Tench Pie

Lay a layer of butter at the bottom of the dish, then grate in some nutmeg, with pepper, salt, and mace. Lay in the tench, cover them with some butter, and pour in some red wine and a little water. Then put on the lid, and when it comes from the oven, pour in melted butter, with some gravy in it.

Trout Pie

Lard a brace of trout with eels; raise the crust, and lay a layer of fresh butter at the bottom. Then make a forced meat of trout, mushrooms, truffles, morels, chives, and fresh butter. Season them with salt, pepper, and spice; mix these up with the yolks of two eggs; stuff the trout with this forced meat, lay them in the pie, cover them with butter, put on the lid, and send it to the oven. Have some good fish gravy ready to pour into the pie when it is baked.

Eel Pie

Having skinned and washed the eels very clean, cut them in pieces an inch and a half long : season with pepper, salt, and a little dried sage rubbed small, and raise the pies about the size of the inside of a plate. Fill them with eels, and lay a lid over them. Bake them well in a quick oven.

Carp Pie

Scale, gut, and wash, a large carp clean. Take an eel, and boil it till almost tender, pick off all the meat, and mince it fine, with an equal quantity of crumbs of bread, a few sweet herbs, a lemon-peel cut fine, and a little pepper, salt, and grated nutmeg; an anchovy, half a pint of oysters parboiled and chopped fine, and the yolks of three hard eggs cut small. Roll it up with a quarter of a pound of butter, and fill the belly of the carp. Make a good crust, cover the dish, and lay in the carp. Save the liquor the eels were boiled in, put into it the eel bones, and boil them with a little mace, whole pepper, an onion, some sweet herbs, and an anchovy. Boil till reduced to about half a pint, strain it, and add to it about a quarter of a pint of white wine, and a piece of butter about the size of a hen's egg mixed in a very little flour. Boil it up, and pour it into the pie. Put on the lid, and bake it an hour in a quick oven. If there be any forcemeat left after filling the belly of the carp make balls of it, and put it into the pie. If there is not liquor enough, boil a few small eels for that purpose.

Salt Fish Pie

Lay a side of salt fish in water all night, and next morning put it over the fire in a pan of water till tender. Drain it, and lay it on the dresser; take off all the skin, and pick the meat clean from the bones, and mince it small. Take the crumb of two French rolls cut in slices, and boil it up with a quart of new milk. Break the bread very fine with a spoon, put it to the minced salt fish, with a pound of melted butter, two spoonsful of minced parsley, half a nutmeg grated, a little beaten pepper, and three tea-spoonsful of mustard. Mix all well together, make a good crust, lay it all over the dish, and cover it up. Bake it an hour.

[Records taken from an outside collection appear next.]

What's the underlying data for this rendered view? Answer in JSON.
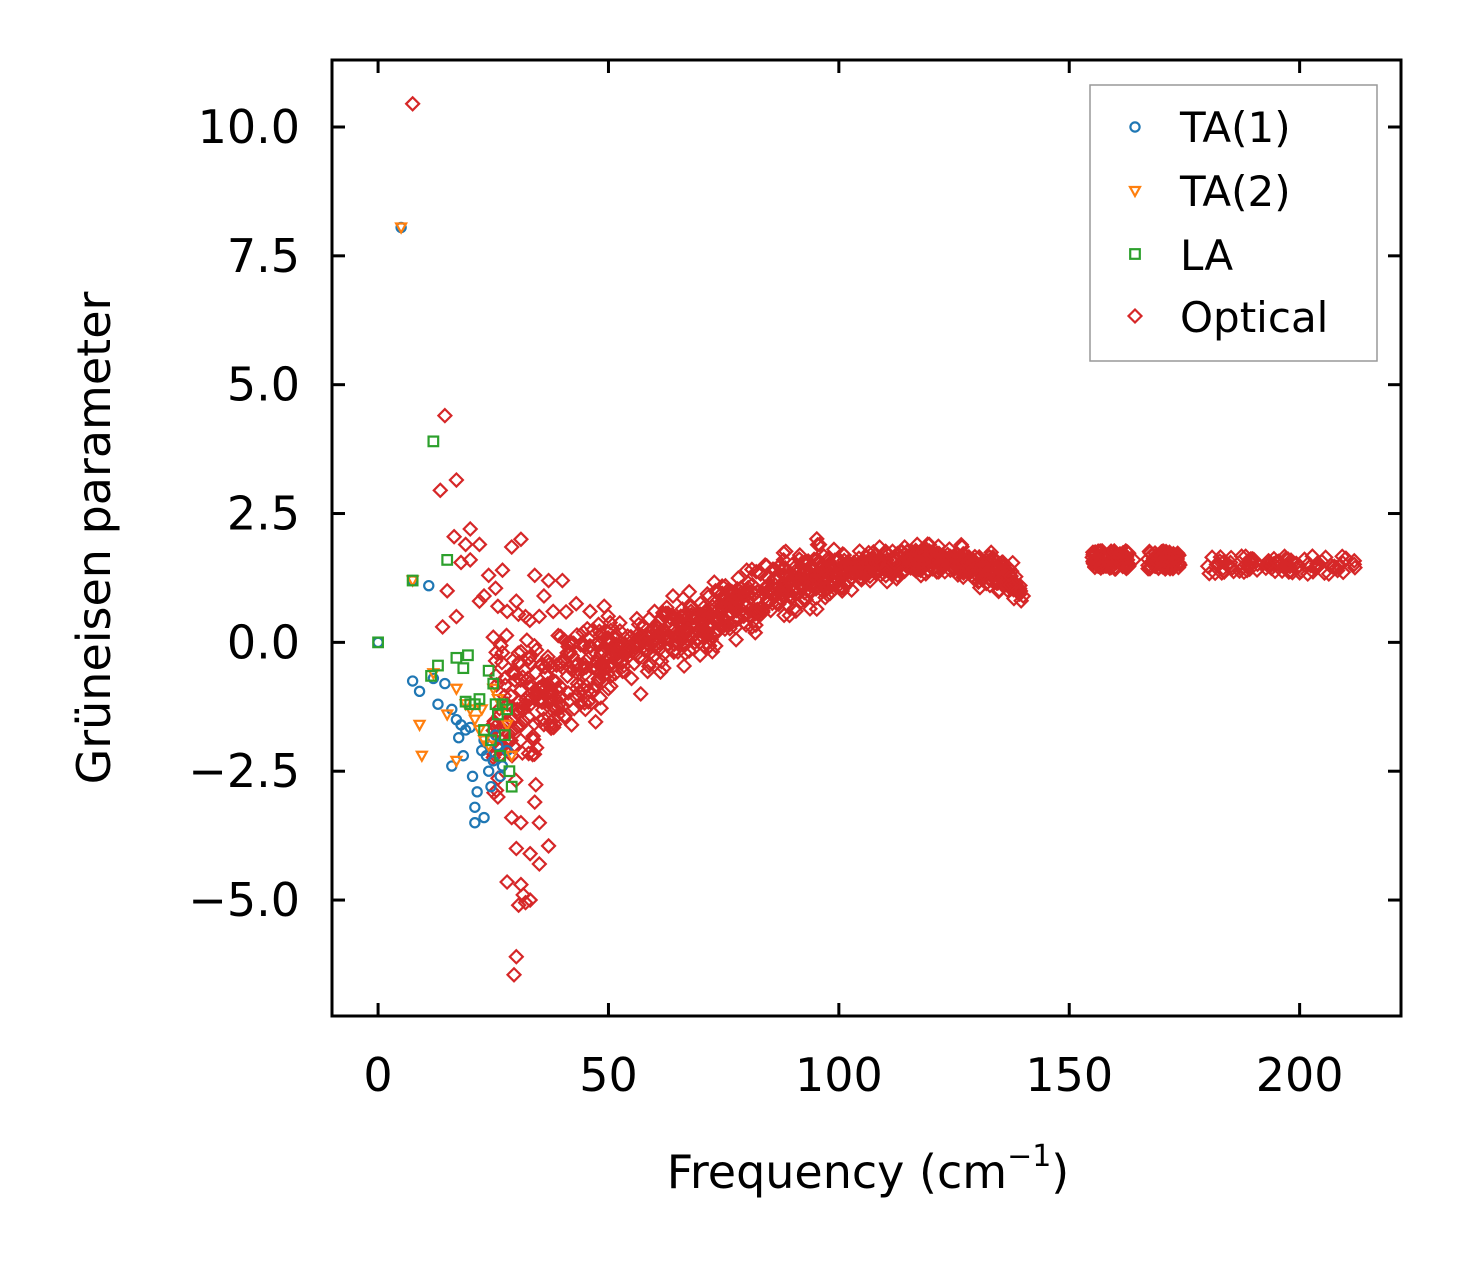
{
  "chart_data": {
    "type": "scatter",
    "title": "",
    "xlabel": "Frequency (cm",
    "xlabel_sup": "−1",
    "xlabel_close": ")",
    "ylabel": "Grüneisen parameter",
    "xlim": [
      -10,
      222
    ],
    "ylim": [
      -7.25,
      11.3
    ],
    "xticks": [
      0,
      50,
      100,
      150,
      200
    ],
    "xtick_labels": [
      "0",
      "50",
      "100",
      "150",
      "200"
    ],
    "yticks": [
      -5.0,
      -2.5,
      0.0,
      2.5,
      5.0,
      7.5,
      10.0
    ],
    "ytick_labels": [
      "−5.0",
      "−2.5",
      "0.0",
      "2.5",
      "5.0",
      "7.5",
      "10.0"
    ],
    "grid": false,
    "legend_position": "top-right",
    "series": [
      {
        "name": "TA(1)",
        "marker": "circle",
        "color": "#1f77b4",
        "points": [
          [
            0,
            0
          ],
          [
            5,
            8.05
          ],
          [
            7.5,
            1.2
          ],
          [
            11,
            1.1
          ],
          [
            7.5,
            -0.75
          ],
          [
            9,
            -0.95
          ],
          [
            12,
            -0.7
          ],
          [
            13,
            -1.2
          ],
          [
            14.5,
            -0.8
          ],
          [
            16,
            -1.3
          ],
          [
            17,
            -1.5
          ],
          [
            18,
            -1.6
          ],
          [
            19,
            -1.7
          ],
          [
            20,
            -1.65
          ],
          [
            18.5,
            -2.2
          ],
          [
            16,
            -2.4
          ],
          [
            20.5,
            -2.6
          ],
          [
            21.5,
            -2.9
          ],
          [
            21,
            -3.2
          ],
          [
            21,
            -3.5
          ],
          [
            23,
            -3.4
          ],
          [
            22.5,
            -2.1
          ],
          [
            23.5,
            -2.2
          ],
          [
            24,
            -2.5
          ],
          [
            24.5,
            -2.8
          ],
          [
            25,
            -2.3
          ],
          [
            26,
            -2.0
          ],
          [
            26.5,
            -2.6
          ],
          [
            27,
            -2.4
          ],
          [
            28,
            -2.1
          ],
          [
            23,
            -1.9
          ],
          [
            25.5,
            -1.8
          ],
          [
            17.5,
            -1.85
          ]
        ]
      },
      {
        "name": "TA(2)",
        "marker": "triangle-down",
        "color": "#ff7f0e",
        "points": [
          [
            5,
            8.05
          ],
          [
            7.5,
            1.2
          ],
          [
            9,
            -1.6
          ],
          [
            9.5,
            -2.2
          ],
          [
            12,
            -0.6
          ],
          [
            15,
            -1.4
          ],
          [
            17,
            -0.9
          ],
          [
            17,
            -2.3
          ],
          [
            19,
            -1.2
          ],
          [
            20,
            -1.3
          ],
          [
            21,
            -1.5
          ],
          [
            22,
            -1.7
          ],
          [
            23,
            -1.9
          ],
          [
            24,
            -2.0
          ],
          [
            25,
            -0.9
          ],
          [
            26,
            -1.1
          ],
          [
            27,
            -1.3
          ],
          [
            28,
            -1.6
          ],
          [
            29,
            -2.2
          ],
          [
            22.5,
            -1.3
          ]
        ]
      },
      {
        "name": "LA",
        "marker": "square",
        "color": "#2ca02c",
        "points": [
          [
            0,
            0
          ],
          [
            7.5,
            1.2
          ],
          [
            12,
            3.9
          ],
          [
            15,
            1.6
          ],
          [
            11.5,
            -0.65
          ],
          [
            13,
            -0.45
          ],
          [
            17,
            -0.3
          ],
          [
            18.5,
            -0.5
          ],
          [
            19.5,
            -0.25
          ],
          [
            19,
            -1.15
          ],
          [
            20,
            -1.2
          ],
          [
            21,
            -1.2
          ],
          [
            22,
            -1.1
          ],
          [
            23,
            -1.7
          ],
          [
            24,
            -0.55
          ],
          [
            25,
            -0.8
          ],
          [
            25.5,
            -1.2
          ],
          [
            26,
            -1.4
          ],
          [
            27,
            -1.2
          ],
          [
            27.5,
            -1.8
          ],
          [
            28,
            -1.3
          ],
          [
            28.5,
            -2.5
          ],
          [
            29,
            -2.8
          ],
          [
            26.5,
            -2.2
          ],
          [
            24.5,
            -1.9
          ]
        ]
      },
      {
        "name": "Optical",
        "marker": "diamond",
        "color": "#d62728",
        "points": [
          [
            7.5,
            10.45
          ],
          [
            14.5,
            4.4
          ],
          [
            13.5,
            2.95
          ],
          [
            17,
            3.15
          ],
          [
            16.5,
            2.05
          ],
          [
            19,
            1.9
          ],
          [
            20,
            2.2
          ],
          [
            22,
            1.9
          ],
          [
            18,
            1.55
          ],
          [
            20,
            1.6
          ],
          [
            24,
            1.3
          ],
          [
            25.5,
            1.05
          ],
          [
            27,
            1.4
          ],
          [
            29,
            1.85
          ],
          [
            31,
            2.0
          ],
          [
            34,
            1.3
          ],
          [
            37,
            1.2
          ],
          [
            40,
            1.2
          ],
          [
            43,
            0.75
          ],
          [
            46,
            0.6
          ],
          [
            15,
            1.0
          ],
          [
            17,
            0.5
          ],
          [
            14,
            0.3
          ],
          [
            22,
            0.8
          ],
          [
            23,
            0.9
          ],
          [
            26,
            0.7
          ],
          [
            28,
            0.6
          ],
          [
            30,
            0.8
          ],
          [
            32,
            0.5
          ],
          [
            36,
            0.9
          ],
          [
            38,
            0.6
          ],
          [
            25,
            0.1
          ],
          [
            27,
            -0.2
          ],
          [
            33,
            -0.4
          ],
          [
            29,
            -3.4
          ],
          [
            31,
            -3.5
          ],
          [
            35,
            -3.5
          ],
          [
            30,
            -4.0
          ],
          [
            33,
            -4.1
          ],
          [
            35,
            -4.3
          ],
          [
            37,
            -3.95
          ],
          [
            28,
            -4.65
          ],
          [
            31,
            -4.7
          ],
          [
            31.5,
            -4.9
          ],
          [
            32,
            -5.05
          ],
          [
            33,
            -5.0
          ],
          [
            30.5,
            -5.1
          ],
          [
            30,
            -6.1
          ],
          [
            29.5,
            -6.45
          ],
          [
            26,
            -3.0
          ],
          [
            34,
            -3.1
          ],
          [
            42,
            -1.6
          ],
          [
            45,
            -1.3
          ],
          [
            50,
            -0.9
          ],
          [
            55,
            -0.7
          ],
          [
            57,
            -1.0
          ],
          [
            62,
            -0.5
          ],
          [
            60,
            0.6
          ],
          [
            64,
            0.9
          ],
          [
            68,
            0.7
          ],
          [
            72,
            0.5
          ],
          [
            75,
            0.8
          ],
          [
            78,
            0.8
          ],
          [
            80,
            1.4
          ],
          [
            84,
            1.5
          ],
          [
            88,
            1.6
          ],
          [
            92,
            1.3
          ],
          [
            96,
            1.55
          ],
          [
            100,
            1.6
          ],
          [
            104,
            1.5
          ],
          [
            108,
            1.7
          ],
          [
            112,
            1.55
          ],
          [
            117,
            1.9
          ],
          [
            120,
            1.75
          ],
          [
            124,
            1.65
          ],
          [
            128,
            1.55
          ],
          [
            132,
            1.45
          ],
          [
            136,
            1.4
          ],
          [
            140,
            0.9
          ],
          [
            138,
            0.85
          ],
          [
            155,
            1.65
          ],
          [
            158,
            1.6
          ],
          [
            161,
            1.7
          ],
          [
            164,
            1.6
          ],
          [
            169,
            1.7
          ],
          [
            172,
            1.6
          ],
          [
            174,
            1.5
          ],
          [
            181,
            1.65
          ],
          [
            185,
            1.55
          ],
          [
            189,
            1.6
          ],
          [
            193,
            1.5
          ],
          [
            197,
            1.45
          ],
          [
            200,
            1.35
          ],
          [
            204,
            1.5
          ],
          [
            208,
            1.45
          ],
          [
            212,
            1.45
          ]
        ]
      }
    ],
    "optical_band": {
      "name": "Optical",
      "color": "#d62728",
      "centerline": [
        [
          25,
          -1.6
        ],
        [
          30,
          -1.2
        ],
        [
          35,
          -0.9
        ],
        [
          40,
          -0.6
        ],
        [
          50,
          -0.3
        ],
        [
          60,
          0.0
        ],
        [
          70,
          0.35
        ],
        [
          80,
          0.8
        ],
        [
          90,
          1.15
        ],
        [
          100,
          1.35
        ],
        [
          110,
          1.5
        ],
        [
          120,
          1.6
        ],
        [
          130,
          1.45
        ],
        [
          137,
          1.3
        ],
        [
          140,
          0.9
        ]
      ],
      "segments": [
        [
          155,
          163,
          1.6
        ],
        [
          167,
          174,
          1.6
        ],
        [
          180,
          212,
          1.5
        ]
      ]
    }
  }
}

Sole Pie. Cover the dish with a good crust, boil two pounds of eels till they are tender, and pick all the flesh clean from the bones. Throw the bones into the liquor the eels were boiled in, with a little mace and salt, till it is very good, and reduced to a quarter of a pint, and then strain it. In the meantime, cut the flesh of the eel fine, with a little lemon-peel shred fine, a little salt, pepper, and nutmeg, a few crumbs of bread, chop-ed parsley, and an anchovy. Melt a quarter of a pound of utter and mix with it, and then lay it in a dish. Cut the flesh off a pair of large soles, or three pair of very small ones, clean from the bones and fins. Lay it on the force-meat, and pour in the liquor of the eels. Put on the lid of the pie and bake it. Boil the bones of the soles with the eel bones, to make it good ; but if the sole bones are boiled with one or two little eels, without the forcemeat, the pie will be very good. A turbot may be dressed in the same manner.